Description of problem: Mutating one of the deployments virt-operator creates (such as virt-controller deployment spec) does not result in virt-operator re-reconciling that deployment spec and returning it to the expected spec. This leaves open the possibility that kubevirt related components could drift from their expected installation specs. Version-Release number of selected component (if applicable): How reproducible: 100% Steps to Reproduce: 1. mutate the virt-controller deployment by adding replica count, adding pods, or any other action 2. virt-operator does not return virt-controller deployment to the expected install version. Actual results: manual virt-controller deployment changes are not reversed by virt-operator until an upgrade of cnv occurs. Expected results: manual virt-controller deployment changes are immediately reversed by virt-operator Additional info: We need to take careful consideration in fixing this as some logic as been introduced in production environments that may depend on this broken behavior.

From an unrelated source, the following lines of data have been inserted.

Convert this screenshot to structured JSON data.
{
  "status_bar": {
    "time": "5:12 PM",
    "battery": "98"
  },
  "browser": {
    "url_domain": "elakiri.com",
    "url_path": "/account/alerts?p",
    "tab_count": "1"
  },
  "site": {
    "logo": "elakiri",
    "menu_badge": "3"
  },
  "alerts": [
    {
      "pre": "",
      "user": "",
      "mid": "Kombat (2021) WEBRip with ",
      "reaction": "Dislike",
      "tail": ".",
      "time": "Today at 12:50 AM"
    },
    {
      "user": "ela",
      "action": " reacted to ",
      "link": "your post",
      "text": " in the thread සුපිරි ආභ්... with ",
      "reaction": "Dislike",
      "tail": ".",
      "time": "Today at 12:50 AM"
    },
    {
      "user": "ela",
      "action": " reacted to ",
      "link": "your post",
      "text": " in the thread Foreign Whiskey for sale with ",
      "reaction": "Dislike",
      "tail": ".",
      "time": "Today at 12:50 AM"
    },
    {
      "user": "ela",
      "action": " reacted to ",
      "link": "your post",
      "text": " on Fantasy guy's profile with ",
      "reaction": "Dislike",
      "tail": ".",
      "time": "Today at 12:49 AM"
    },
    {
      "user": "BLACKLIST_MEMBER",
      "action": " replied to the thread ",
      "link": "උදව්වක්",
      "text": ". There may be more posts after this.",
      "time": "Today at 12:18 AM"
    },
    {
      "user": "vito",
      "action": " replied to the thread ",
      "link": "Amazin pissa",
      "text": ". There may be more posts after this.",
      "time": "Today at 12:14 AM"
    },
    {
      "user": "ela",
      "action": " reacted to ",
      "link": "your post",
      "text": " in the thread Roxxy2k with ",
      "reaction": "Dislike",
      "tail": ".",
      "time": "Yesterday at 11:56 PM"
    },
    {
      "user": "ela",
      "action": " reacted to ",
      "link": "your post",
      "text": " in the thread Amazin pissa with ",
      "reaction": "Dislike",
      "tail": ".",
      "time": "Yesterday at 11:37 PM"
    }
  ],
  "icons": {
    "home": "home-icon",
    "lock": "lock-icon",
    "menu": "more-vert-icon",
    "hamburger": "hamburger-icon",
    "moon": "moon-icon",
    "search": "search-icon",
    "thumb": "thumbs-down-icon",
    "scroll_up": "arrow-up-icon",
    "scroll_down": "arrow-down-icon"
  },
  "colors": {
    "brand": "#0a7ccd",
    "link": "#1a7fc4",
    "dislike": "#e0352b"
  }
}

Deferring this for now due to the potential to break existing deployments.
(In reply to sgott from comment #2) > Deferring this for now due to the potential to break existing deployments. I filed the super naive https://issues.redhat.com/browse/CNV-6028 to track that I think we need a metric to determine how widespread such modifications are beyond the engagement we know about.
PR with fix is ready for review https://github.com/kubevirt/kubevirt/pull/4464
It was decided that we would check at-least 1 component for each of the resource-type, as there could be multiple components from each of the resource-types. 1) virt-controller: Tried updating cpu to 20m in the deployment, which was reconciled successfully. 2) virt-handler: Tried updating virt-handler command to support "--max-device=250", which was reconciled successfully. 3) Role and ClusterRole: Automation tests passed for both. (Reconciled updation to the verbs ) 5) Secrets: A new Cert-bundle was created successfully, when some random stuff was updated as certs. 6) RoleBinding and ClusterRoleBinding: Filed a separate bug here to track this https://bugzilla.redhat.com/show_bug.cgi?id=1965050 Few more resource_types are remaining will update about them here soon.
7) cfgMap: Filed a separate bug here to track this https://bugzilla.redhat.com/show_bug.cgi?id=1968410 8) PDB: updated the below pdb "minAvailable" to 2, which got reconciled successfully. ]$ oc get pdb virt-api-pdb -n openshift-cnv -o yaml spec: minAvailable: 1 9) CRD: updated the vmcrd.Spec.Names.ShortNames to include "new", which got reconciled successfully. ]$ oc get crd virtualmachines.kubevirt.io -n openshift-cnv -o yaml vmcrd.Spec.Names.ShortNames shortNames: - vm - vms 10) Service: Updated the virt-api service ports to "123" from "443", which got reconciled successfully. ]$ oc get service virt-api -n openshift-cnv -o yaml spec: ports: - port: 443 protocol: TCP targetPort: 8443 Summary: 1) Filed separate bugs for RoleBinding/ClusterRoleBinding and cfgMap resource-types, these will be tracked separately now. 2) All other resource-types got reconciled successfully. Moving this bug to VERIFIED state.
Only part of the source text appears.